Infusions allow for creativity in the beer world
Posted: 12:38 pm Wed, April 24, 2013
REHOBOTH BEACH, Del. — How would you like to try 16 Mile’s Amber Sun Ale with a hint of apples and cinnamon sticks? Or a cold glass of Dogfish Head’s Burton Baton combined with the brewery’s Brooklyn Brine Hop Pickles? Thanks to the art of beer infusion, those adventurous ideas are now possibilities.
At the Pickled Pig Pub in Rehoboth Beach, beer infusions have been offered for the last year and a half, according to Ben Cowell, the restaurant’s beer director. He said they add a new element of creativity and excitement to beer.
“I think right now in the craft beer market, there’s been this rush to try something new,” he said. “Everyone wants something new and exciting, different styles they may not have experienced. This sort of opens this up to a whole new world of flavors and experiences.”
The tool the Pickled Pig Pub uses to do the infusions is known as Randall the Enamel Animal, and it’s a creation of Dogfish Head Craft Brewery founder and president Sam Calagione.
Calagione said he built the Randall as a way to infuse more hops in its 120 Minute IPA during a contest in 2002. Not only did the beer win the contest, but that’s when his contraption started to become a hit.
Over the years, the Randall has been developed further. It’s now in its third iteration — Randall 3.0 — and Calagione said more than 400 Randalls, which retail at $288, have been sold.
The Randall 3.0 has two chambers. The first is hooked up to a draft and is filled with hops, or whatever you want to infuse the beer with. Once the beer flows through the inlet, it enters the outlet, where it defoams. Then, the final product is dispensed via a faucet.
“The alcohol in the beer acts as a solvent and strips the natural flavors off of the natural oils and essences in compounds in whatever you have in the Randall,” Calagione said. “It releases it right into the beer.”
The brewery also created a smaller device, the Randall Jr., last year, which at $20, can hold 16 ounces of beer at a time and eliminates the need for draft beer and allows for the use of bottled or canned beer.
Calagione said he’s seen his devices around the world, as far as New Zealand and as recently as two weeks ago in Stockholm, exceeding his expectations from the beginning, when he thought he would only be making one.
He said what he likes most about the beer infusions is that it emphasizes the role of certain ingredients in beer production at the consumer level. Allowing the addition of more hops, he said, allows the consumer to make an assumption of what hops contributes to the beer.

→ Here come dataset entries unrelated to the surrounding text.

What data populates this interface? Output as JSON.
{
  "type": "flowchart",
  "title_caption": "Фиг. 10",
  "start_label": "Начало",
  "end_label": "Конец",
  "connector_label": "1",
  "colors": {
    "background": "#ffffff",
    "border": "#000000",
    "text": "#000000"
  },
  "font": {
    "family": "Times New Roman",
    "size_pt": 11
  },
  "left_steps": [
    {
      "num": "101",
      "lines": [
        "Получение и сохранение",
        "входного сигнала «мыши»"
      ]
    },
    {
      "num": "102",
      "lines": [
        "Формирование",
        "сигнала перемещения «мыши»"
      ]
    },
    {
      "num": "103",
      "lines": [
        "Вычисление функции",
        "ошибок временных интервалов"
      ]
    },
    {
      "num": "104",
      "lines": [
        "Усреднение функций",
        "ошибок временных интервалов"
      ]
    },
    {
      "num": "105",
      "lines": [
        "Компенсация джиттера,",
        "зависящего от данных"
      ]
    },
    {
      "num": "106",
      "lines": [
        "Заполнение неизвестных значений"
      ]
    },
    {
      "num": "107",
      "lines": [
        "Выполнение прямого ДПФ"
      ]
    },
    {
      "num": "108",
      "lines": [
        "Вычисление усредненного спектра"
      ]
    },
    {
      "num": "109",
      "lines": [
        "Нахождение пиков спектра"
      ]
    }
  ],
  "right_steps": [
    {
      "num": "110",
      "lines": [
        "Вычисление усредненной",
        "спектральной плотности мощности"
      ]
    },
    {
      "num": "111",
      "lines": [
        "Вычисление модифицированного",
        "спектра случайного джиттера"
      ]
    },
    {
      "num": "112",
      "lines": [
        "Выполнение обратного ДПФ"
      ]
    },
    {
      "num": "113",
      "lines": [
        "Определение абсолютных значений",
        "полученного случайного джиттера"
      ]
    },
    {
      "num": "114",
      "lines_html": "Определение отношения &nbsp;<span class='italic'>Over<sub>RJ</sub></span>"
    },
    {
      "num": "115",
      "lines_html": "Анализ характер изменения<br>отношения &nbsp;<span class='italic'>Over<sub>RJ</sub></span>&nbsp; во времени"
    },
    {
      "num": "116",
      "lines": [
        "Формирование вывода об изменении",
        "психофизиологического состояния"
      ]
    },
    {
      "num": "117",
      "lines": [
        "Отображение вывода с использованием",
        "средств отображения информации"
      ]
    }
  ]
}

Infusing also serve as inspiration for other local breweries. At 16 Mile Brewery, an infusion of its Inlet IPA with mango led to the inspiration behind its upcoming Collaboration Brews for a Cause beer which will be made later this year.
“Quite frankly, it gives us ideas for beers down the line that we want to do,” said 16 Mile tavern manager Rich Gustafson, who is also the brewery’s infuser. “It’s almost like research and development for that particular idea.”
Gustafson has been experimenting with new flavors since he joined 16 Mile in December, which have been well-received. He wanted to show ways to add extra flavors to already flavorful beers, and the process, he said takes seconds.
“Everybody seems to love them,” he said. “One of the reasons I keep doing it every Friday night is because of the great response to it.”
The brewery is in the process of testing a prototype infuser by Ohio-based Beer Tubes, which would allow breweries or restaurants to offer concoctions without using draft.
“In a lot of ways, it’s the next evolution of buying a pitcher and taking it to your table,” he said.